The first SMP centred on the clarification of the fiscal regime, transparency, accountability of the mining sector, improvement in public finance management, including amendments to the Public Finance Management Act and the Public Procurement Act and enhanced oversight of State-owned enterprises. Part of the efforts in clearing the country’s debt involve meetings that the ADB, IMF and World Bank representatives will conduct with key institutions and industries that are crucial to the country’s recovery.
During a media briefing on Tuesday, Finance minister Patrick Chinamasa highlighted government’s efforts to tackle the debt with the Quadripartite Committee set up on May 4 to co-ordinate payment of outstanding arrears.
“The main objective of the visit is for them to have first-hand appreciation of the challenges the country is facing on the infrastructure front, as well as the adverse impact lack of access to capital is having on capacity utilisation of private sector companies,” said Chinamasa. “This visit will enhance the executive directors’ understanding of the political and socio-economic dynamics of our country and thus make a strong case for Zimbabwe at their respective boards.”

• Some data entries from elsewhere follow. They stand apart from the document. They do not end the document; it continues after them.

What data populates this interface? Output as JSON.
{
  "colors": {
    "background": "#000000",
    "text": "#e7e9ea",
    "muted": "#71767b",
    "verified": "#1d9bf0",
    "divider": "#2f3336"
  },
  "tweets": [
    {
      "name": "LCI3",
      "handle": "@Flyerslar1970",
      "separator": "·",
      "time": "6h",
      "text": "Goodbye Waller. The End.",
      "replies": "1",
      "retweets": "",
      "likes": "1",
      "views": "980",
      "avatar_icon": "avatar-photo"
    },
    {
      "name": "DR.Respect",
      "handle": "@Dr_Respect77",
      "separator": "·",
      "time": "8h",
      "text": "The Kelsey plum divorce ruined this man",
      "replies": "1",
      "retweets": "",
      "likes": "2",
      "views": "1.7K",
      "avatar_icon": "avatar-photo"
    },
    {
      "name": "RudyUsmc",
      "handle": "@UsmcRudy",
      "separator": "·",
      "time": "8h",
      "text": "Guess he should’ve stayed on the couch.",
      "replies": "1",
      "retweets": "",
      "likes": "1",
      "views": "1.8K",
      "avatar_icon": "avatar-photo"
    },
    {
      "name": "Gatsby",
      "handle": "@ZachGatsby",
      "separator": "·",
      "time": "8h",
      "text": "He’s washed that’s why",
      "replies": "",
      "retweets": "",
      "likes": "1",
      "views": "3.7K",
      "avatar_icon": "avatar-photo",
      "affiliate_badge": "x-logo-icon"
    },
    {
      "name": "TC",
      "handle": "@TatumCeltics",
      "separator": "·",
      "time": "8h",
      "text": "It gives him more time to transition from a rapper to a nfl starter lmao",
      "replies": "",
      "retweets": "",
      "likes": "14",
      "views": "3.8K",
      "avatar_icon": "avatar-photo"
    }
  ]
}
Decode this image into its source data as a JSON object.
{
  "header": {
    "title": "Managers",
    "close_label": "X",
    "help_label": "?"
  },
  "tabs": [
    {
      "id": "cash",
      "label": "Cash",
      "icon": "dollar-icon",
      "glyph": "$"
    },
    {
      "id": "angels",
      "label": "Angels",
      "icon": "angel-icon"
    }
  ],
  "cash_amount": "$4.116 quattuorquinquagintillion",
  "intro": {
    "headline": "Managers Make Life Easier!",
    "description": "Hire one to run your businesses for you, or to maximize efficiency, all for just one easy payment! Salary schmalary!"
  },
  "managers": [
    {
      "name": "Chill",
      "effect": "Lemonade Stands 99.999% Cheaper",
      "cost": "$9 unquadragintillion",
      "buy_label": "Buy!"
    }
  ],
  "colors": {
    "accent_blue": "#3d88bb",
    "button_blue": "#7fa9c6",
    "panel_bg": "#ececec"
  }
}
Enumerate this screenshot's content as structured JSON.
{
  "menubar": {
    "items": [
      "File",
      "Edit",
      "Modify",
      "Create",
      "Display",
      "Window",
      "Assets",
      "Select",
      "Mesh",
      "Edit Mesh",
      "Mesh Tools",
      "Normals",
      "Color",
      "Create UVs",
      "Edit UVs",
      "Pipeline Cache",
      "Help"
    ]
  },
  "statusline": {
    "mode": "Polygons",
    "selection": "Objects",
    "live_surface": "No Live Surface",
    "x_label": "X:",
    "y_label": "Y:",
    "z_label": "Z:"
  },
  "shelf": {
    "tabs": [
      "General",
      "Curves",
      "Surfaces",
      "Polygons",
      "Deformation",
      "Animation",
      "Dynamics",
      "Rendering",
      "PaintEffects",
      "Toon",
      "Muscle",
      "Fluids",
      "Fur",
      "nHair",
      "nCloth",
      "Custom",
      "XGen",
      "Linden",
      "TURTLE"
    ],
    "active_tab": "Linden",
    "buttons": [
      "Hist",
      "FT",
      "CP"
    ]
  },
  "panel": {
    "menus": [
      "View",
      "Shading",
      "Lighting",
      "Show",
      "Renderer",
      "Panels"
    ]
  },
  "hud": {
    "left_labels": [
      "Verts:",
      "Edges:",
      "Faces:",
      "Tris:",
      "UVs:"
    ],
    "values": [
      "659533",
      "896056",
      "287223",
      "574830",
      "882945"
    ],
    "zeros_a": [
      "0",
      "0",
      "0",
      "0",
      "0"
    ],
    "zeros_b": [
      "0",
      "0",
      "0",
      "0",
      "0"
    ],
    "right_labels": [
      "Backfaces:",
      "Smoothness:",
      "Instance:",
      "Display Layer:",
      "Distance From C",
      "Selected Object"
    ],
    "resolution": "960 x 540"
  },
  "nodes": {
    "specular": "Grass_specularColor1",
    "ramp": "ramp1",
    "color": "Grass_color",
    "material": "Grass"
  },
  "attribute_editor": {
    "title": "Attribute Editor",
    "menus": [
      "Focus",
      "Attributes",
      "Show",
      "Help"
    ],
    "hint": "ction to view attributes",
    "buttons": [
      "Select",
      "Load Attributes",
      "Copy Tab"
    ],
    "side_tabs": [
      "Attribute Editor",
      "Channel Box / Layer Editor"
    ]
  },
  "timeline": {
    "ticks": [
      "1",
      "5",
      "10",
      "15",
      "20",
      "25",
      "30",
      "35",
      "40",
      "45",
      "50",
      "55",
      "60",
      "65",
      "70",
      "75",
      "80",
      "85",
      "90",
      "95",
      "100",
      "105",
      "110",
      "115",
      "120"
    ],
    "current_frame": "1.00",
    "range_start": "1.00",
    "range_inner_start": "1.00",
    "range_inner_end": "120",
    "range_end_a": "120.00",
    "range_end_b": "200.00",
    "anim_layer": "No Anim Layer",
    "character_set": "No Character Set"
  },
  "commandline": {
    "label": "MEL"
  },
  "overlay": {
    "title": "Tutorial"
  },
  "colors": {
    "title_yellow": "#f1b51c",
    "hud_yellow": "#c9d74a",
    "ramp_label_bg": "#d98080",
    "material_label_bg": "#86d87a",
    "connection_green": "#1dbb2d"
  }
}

Chinamasa said the Quadripartite Committee through the Successor Staff-Monitored Programme (SSMP) was a vehicle in establishing a sound-track record for economic management to unlock financing from IFIs.
The Quadripartite Committee is chaired by Reserve Bank of Zimbabwe governor John Mangudya and comprises officials from government, the IMF, ADB and the World Bank as part of the SSMP to tackle government debt.
“I led the Zimbabwe delegation to the IMF/WB Spring meetings during the period April 17 to 19 2015, Washington DC,” said Chinamasa.
He said the government was working on re-engagement efforts and is firming up on resolving the country’s arrears.
Larose, together with representatives from the IMF and the ADB are expected to visit private and public companies in Bulawayo and Gweru. They will meet the Chief Secretary to the President and Cabinet Misheck Sibanda, Industry and Commerce minister Mike Bimha and Confederation of Zimbabwe Industries officials.